Manuel Naya Barba

Personal information
- Full name: Julio Manuel Naya Barba
- Date of birth: 17 July 1968 (age 57)
- Place of birth: Mexico City, Mexico
- Height: 1.76 m (5 ft 9+1⁄2 in)

Team information
- Current team: C.D. Marquense (assistant)

Managerial career
- Years: Team
- 2006–2007: Indios de Ciudad Juárez (Assistant)
- 2007–2008: Tigres B (Assistant)
- 2009: León (Assistant)
- 2010: UAT (Assistant)
- 2011: Deportivo Guamúchil (Assistant)
- 2012: UAT Academy
- 2012–2013: UAT Premier
- 2017: Real Estelí FC
- 2018–2020: Coras de Nayarit
- 2021: Tritones Vallarta
- 2022: Coras F.C.
- 2023–2024: Mexicali
- 2025: UAT (Assistant)
- 2026–: C.D. Marquense (assistant)

= Manuel Naya Barba =

Mexican association football player

Julio Manuel Naya Barba (born July 17, 1968) is a Mexican football manager.

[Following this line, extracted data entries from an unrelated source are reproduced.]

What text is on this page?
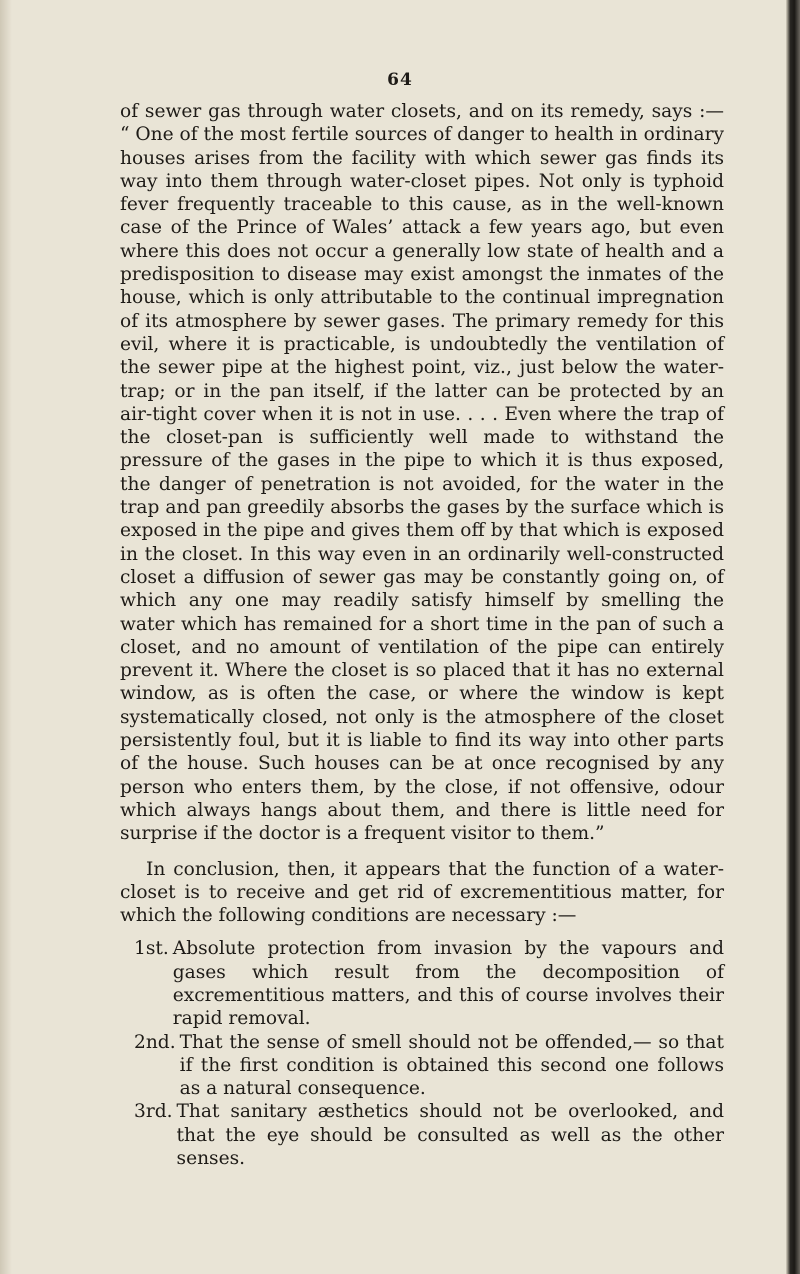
64

of sewer gas through water closets, and on its remedy, says :— “ One of the most fertile sources of danger to health in ordinary houses arises from the facility with which sewer gas finds its way into them through water-closet pipes. Not only is typhoid fever frequently traceable to this cause, as in the well-known case of the Prince of Wales’ attack a few years ago, but even where this does not occur a generally low state of health and a predisposition to disease may exist amongst the inmates of the house, which is only attributable to the continual impregnation of its atmosphere by sewer gases. The primary remedy for this evil, where it is practicable, is undoubtedly the ventilation of the sewer pipe at the highest point, viz., just below the water-trap; or in the pan itself, if the latter can be protected by an air-tight cover when it is not in use. . . . Even where the trap of the closet-pan is sufficiently well made to withstand the pressure of the gases in the pipe to which it is thus exposed, the danger of penetration is not avoided, for the water in the trap and pan greedily absorbs the gases by the surface which is exposed in the pipe and gives them off by that which is exposed in the closet. In this way even in an ordinarily well-constructed closet a diffusion of sewer gas may be constantly going on, of which any one may readily satisfy himself by smelling the water which has remained for a short time in the pan of such a closet, and no amount of ventilation of the pipe can entirely prevent it. Where the closet is so placed that it has no external window, as is often the case, or where the window is kept systematically closed, not only is the atmosphere of the closet persistently foul, but it is liable to find its way into other parts of the house. Such houses can be at once recognised by any person who enters them, by the close, if not offensive, odour which always hangs about them, and there is little need for surprise if the doctor is a frequent visitor to them.”

In conclusion, then, it appears that the function of a water-closet is to receive and get rid of excrementitious matter, for which the following conditions are necessary :—

1st. Absolute protection from invasion by the vapours and gases which result from the decomposition of excrementitious matters, and this of course involves their rapid removal.
2nd. That the sense of smell should not be offended,— so that if the first condition is obtained this second one follows as a natural consequence.
3rd. That sanitary æsthetics should not be overlooked, and that the eye should be consulted as well as the other senses.
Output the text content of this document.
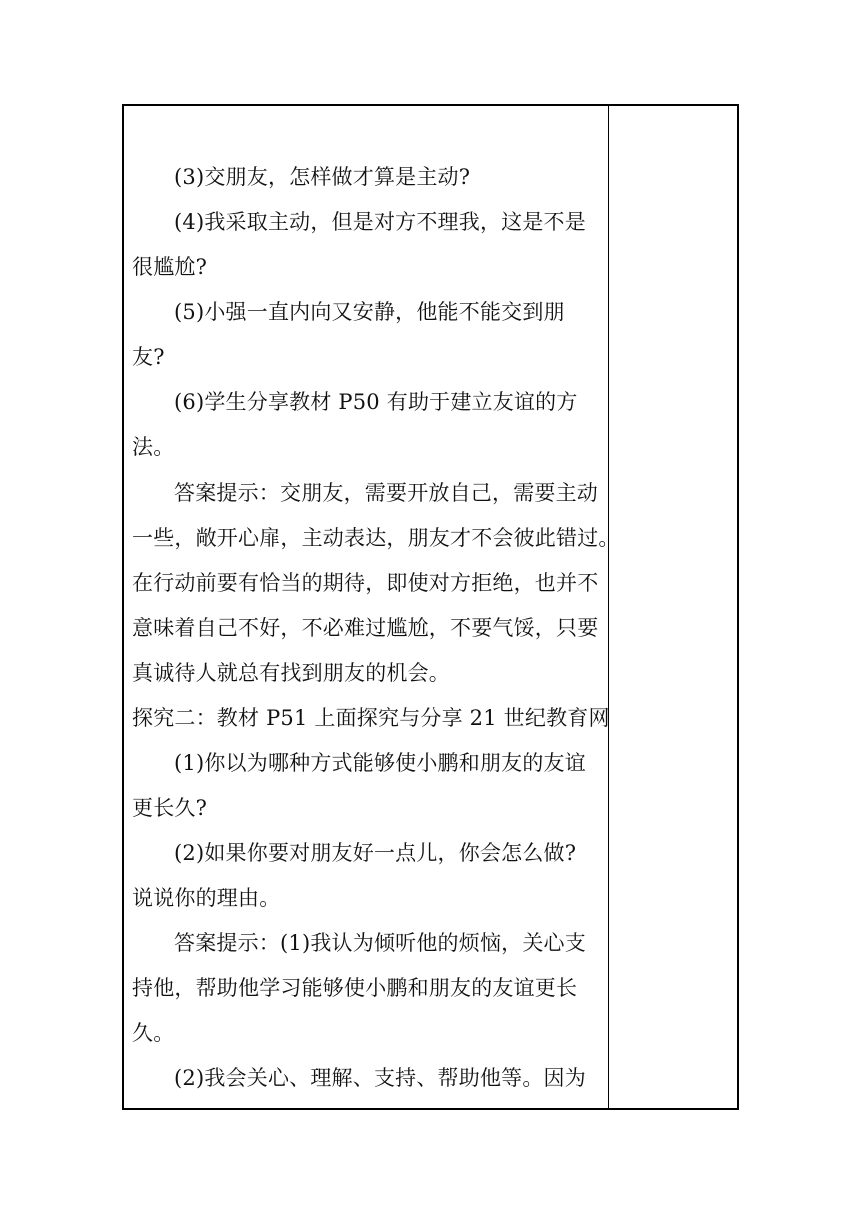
(3)交朋友，怎样做才算是主动?
(4)我采取主动，但是对方不理我，这是不是
很尴尬?
(5)小强一直内向又安静，他能不能交到朋
友?
(6)学生分享教材 P50 有助于建立友谊的方
法。
答案提示：交朋友，需要开放自己，需要主动
一些，敞开心扉，主动表达，朋友才不会彼此错过。
在行动前要有恰当的期待，即使对方拒绝，也并不
意味着自己不好，不必难过尴尬，不要气馁，只要
真诚待人就总有找到朋友的机会。
探究二：教材 P51 上面探究与分享 21 世纪教育网
(1)你以为哪种方式能够使小鹏和朋友的友谊
更长久?
(2)如果你要对朋友好一点儿，你会怎么做?
说说你的理由。
答案提示：(1)我认为倾听他的烦恼，关心支
持他，帮助他学习能够使小鹏和朋友的友谊更长
久。
(2)我会关心、理解、支持、帮助他等。因为
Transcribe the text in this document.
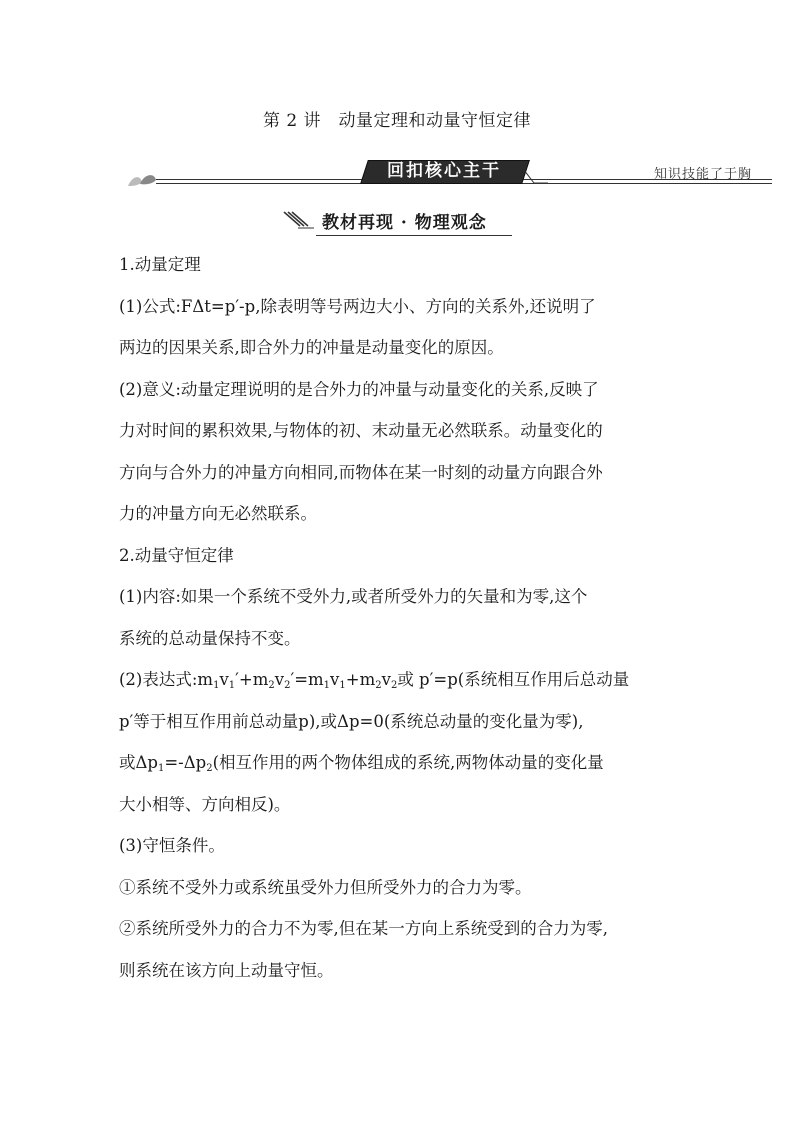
第 2 讲　动量定理和动量守恒定律
回扣核心主干	知识技能了于胸
教材再现 · 物理观念

1.动量定理

(1)公式:FΔt=p′-p,除表明等号两边大小、方向的关系外,还说明了

两边的因果关系,即合外力的冲量是动量变化的原因。

(2)意义:动量定理说明的是合外力的冲量与动量变化的关系,反映了

力对时间的累积效果,与物体的初、末动量无必然联系。动量变化的

方向与合外力的冲量方向相同,而物体在某一时刻的动量方向跟合外

力的冲量方向无必然联系。

2.动量守恒定律

(1)内容:如果一个系统不受外力,或者所受外力的矢量和为零,这个

系统的总动量保持不变。

(2)表达式$:m_1v_1'+m_2v_2'=m_1v_1+m_2v_2$或 p′=p(系统相互作用后总动量

p′等于相互作用前总动量p),或Δp=0(系统总动量的变化量为零),

或$\Delta p_1=-\Delta p_2$(相互作用的两个物体组成的系统,两物体动量的变化量

大小相等、方向相反)。

(3)守恒条件。

①系统不受外力或系统虽受外力但所受外力的合力为零。

②系统所受外力的合力不为零,但在某一方向上系统受到的合力为零,

则系统在该方向上动量守恒。
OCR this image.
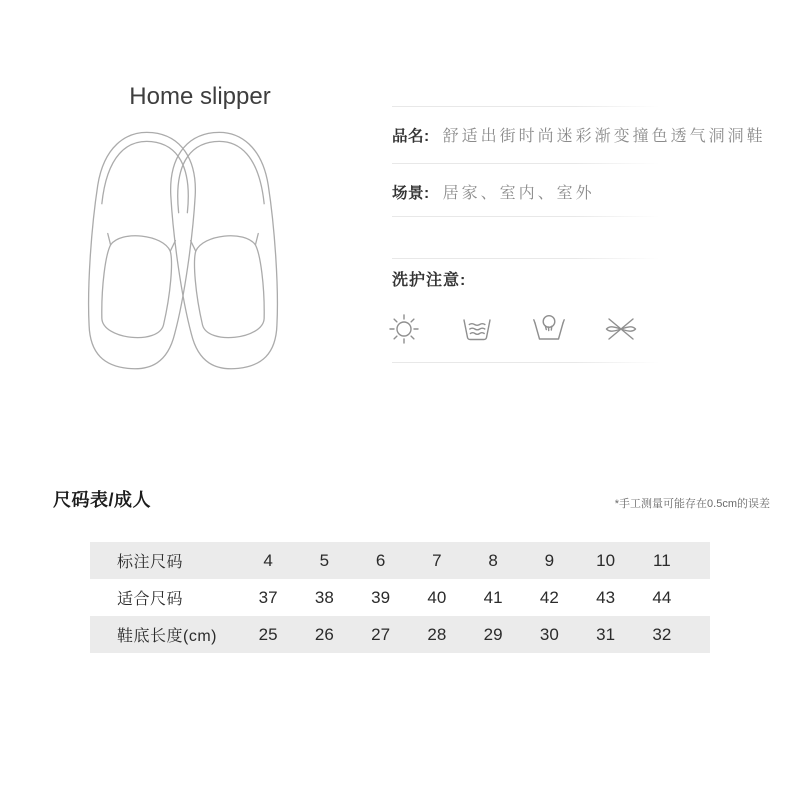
Home slipper
品名: 舒适出街时尚迷彩渐变撞色透气洞洞鞋
场景: 居家、室内、室外
洗护注意:
尺码表/成人	*手工测量可能存在0.5cm的误差
标注尺码	4	5	6	7	8	9	10	11
适合尺码	37	38	39	40	41	42	43	44
鞋底长度(cm)	25	26	27	28	29	30	31	32
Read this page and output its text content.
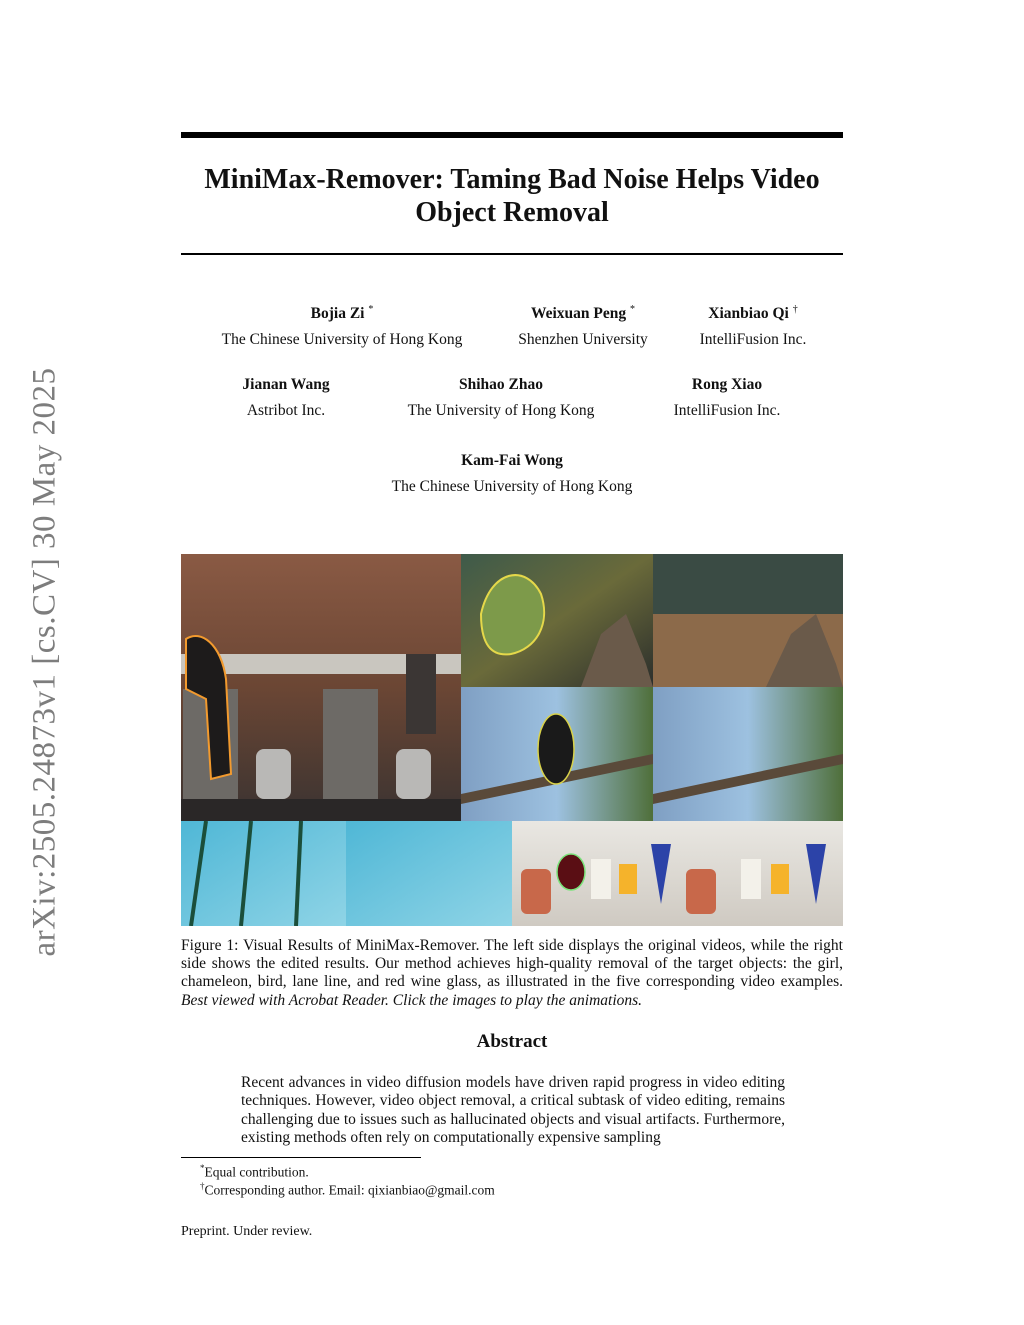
MiniMax-Remover: Taming Bad Noise Helps Video
Object Removal
arXiv:2505.24873v1 [cs.CV] 30 May 2025
Bojia Zi *
The Chinese University of Hong Kong
Weixuan Peng *
Shenzhen University
Xianbiao Qi †
IntelliFusion Inc.
Jianan Wang
Astribot Inc.
Shihao Zhao
The University of Hong Kong
Rong Xiao
IntelliFusion Inc.
Kam-Fai Wong
The Chinese University of Hong Kong

Figure 1: Visual Results of MiniMax-Remover. The left side displays the original videos, while the right side shows the edited results. Our method achieves high-quality removal of the target objects: the girl, chameleon, bird, lane line, and red wine glass, as illustrated in the five corresponding video examples. Best viewed with Acrobat Reader. Click the images to play the animations.

Abstract

Recent advances in video diffusion models have driven rapid progress in video editing techniques. However, video object removal, a critical subtask of video editing, remains challenging due to issues such as hallucinated objects and visual artifacts. Furthermore, existing methods often rely on computationally expensive sampling

*Equal contribution.
†Corresponding author. Email: qixianbiao@gmail.com
Preprint. Under review.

At the beginning of his career he served as assistant of Indios de Ciudad Juárez, Tigres B, León, UAT and Deportivo Guamúchil. In 2012 he was appointed as UAT Premier manager, position in which he remained until 2013. In 2017, Naya was the temporary head coach of Real Estelí FC, after that, in 2018 he was hired by Coras de Nayarit F.C.